What shifted for you?

RW: New York was almost a sharpening and stranglehold on my perceived identity: have more cool books and [clothes] and this idea of who I wanted to project. It was only after New York that I began to question any attachment to, say new sneakers coming out. I stopped spending money on all of these things I had used to numb or feed myself. Into the Well was rebuilding this new sense of self that is hopefully coming from a truer, more internal self. I’m still not near the pure expression of Ryan Wilms, but it’s definitely a different version.

Natalie, you’ve been filming a lot for the website. Was this always in the works?

NM: [We moved in together] on March 1st. The shutdown happened, what, 10 days later? We haven’t known how to live with each other without quarantine. It’s been such a journey navigating this as a new cohabitating couple. My initial fear was that we were going to share an office. [Laughs] I didn’t know if I could handle that. But [quarantine] has let us use each other as a bouncing board. We both have experience shooting and editing, but as a producer I’m usually hiring skilled videographers for the job. With him needing to have content for his site and all of these restrictions for COVID-19 going down, now I shoot a lot of his content. We’ve found a way for us to collaborate that was low stakes. We’ve done a couple of brand collaborations we’ll shoot each other. We’re like office mates but a shared collective energy.

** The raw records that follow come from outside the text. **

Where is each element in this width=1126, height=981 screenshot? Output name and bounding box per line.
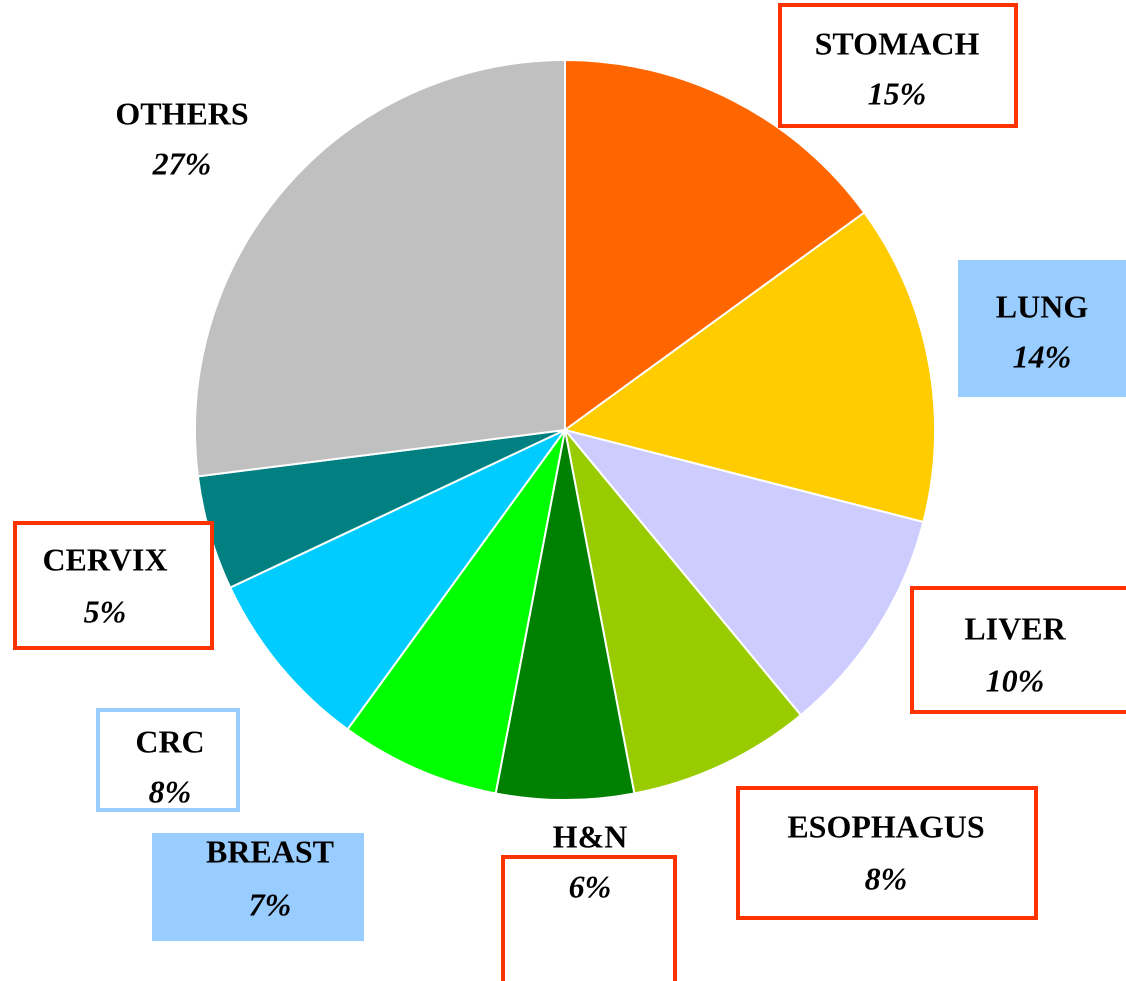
pie-slice <box>564 429 803 795</box>
slice-value-label: 14% <box>1013 338 1072 374</box>
slice-label: CERVIX <box>42 541 167 577</box>
pie-slice <box>346 429 566 795</box>
label-box <box>152 833 364 941</box>
slice-value-label: 8% <box>865 860 908 896</box>
label-box <box>736 786 1038 920</box>
slice-value-label: 6% <box>569 868 612 904</box>
pie-slice <box>562 428 925 717</box>
slice-value-label: 7% <box>249 886 292 922</box>
pie-slice <box>562 211 936 524</box>
slice-label: LIVER <box>964 610 1066 646</box>
slice-label: BREAST <box>206 833 334 869</box>
slice-value-label: 27% <box>152 145 212 181</box>
slice-value-label: 5% <box>84 593 127 629</box>
slice-label: H&N <box>553 818 628 854</box>
slice-label: LUNG <box>996 288 1089 324</box>
slice-value-label: 8% <box>149 773 192 809</box>
pie-slice <box>194 58 566 478</box>
slice-value-label: 10% <box>986 662 1045 698</box>
slice-value-label: 15% <box>868 75 927 111</box>
label-box <box>778 3 1018 128</box>
pie-slice <box>228 429 566 731</box>
label-box <box>958 260 1126 397</box>
slice-label: OTHERS <box>115 95 248 131</box>
label-box <box>96 708 240 812</box>
label-box <box>13 521 214 650</box>
label-box <box>910 586 1126 714</box>
slice-label: ESOPHAGUS <box>787 808 984 844</box>
label-box <box>501 855 677 981</box>
slice-label: CRC <box>135 723 204 759</box>
pie-slice <box>564 58 866 432</box>
slice-label: STOMACH <box>815 25 980 61</box>
pie-slice <box>494 429 636 801</box>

If anyone was primed for a lock down, I would think it would be people like you who are practiced in stillness. For example, you both have experience in Vipassana silent meditation retreats.

If anyone was primed for a lock down, I would think it would be people like you who are practiced in stillness. For example, you both have experience in Vipassana silent meditation retreats.

NM: Quarantine just stripped everything I had come to define myself by. What you’re doing through your work, how you’re interacting with friends, my independence of living alone, all of that was happening at the same time. Literally and figuratively, there is nowhere to hide. And my dog passed away two months after I moved in, in the throes of unemployment. It was like losing a part of myself.

How do you move through that?

RW: It’s been a continued process of looking inward and questioning myself. It’s so crucial to have some form of purpose in life. If that’s caring for an animal, or work, or training for a race. It was hard to feel like we had a clear purpose. The future that I think we had all been theoretically waiting for—there’s no defined timeline on COVID-19. What are we going to do? The future we are waiting for is now. How can we find the level of fulfillment and peace within the world we’re living in now?

How do you find peace and fulfillment now?

NM: I think a lot of people relate to this, but the time off when you’re not doing projects, you start reconnecting with things you had been “too busy” to do before. For me that was going into the garden, playing piano again, these little projects like making kombucha I rediscovered and found super grounding.

RM: I’ve been talking to coaches and therapists. I have a men’s group. I have a meditation practice. I personally feel that I’m emerging stronger. Without a doubt, our relationship is getting stronger. The pressure cooker has created a deeply bonded experience.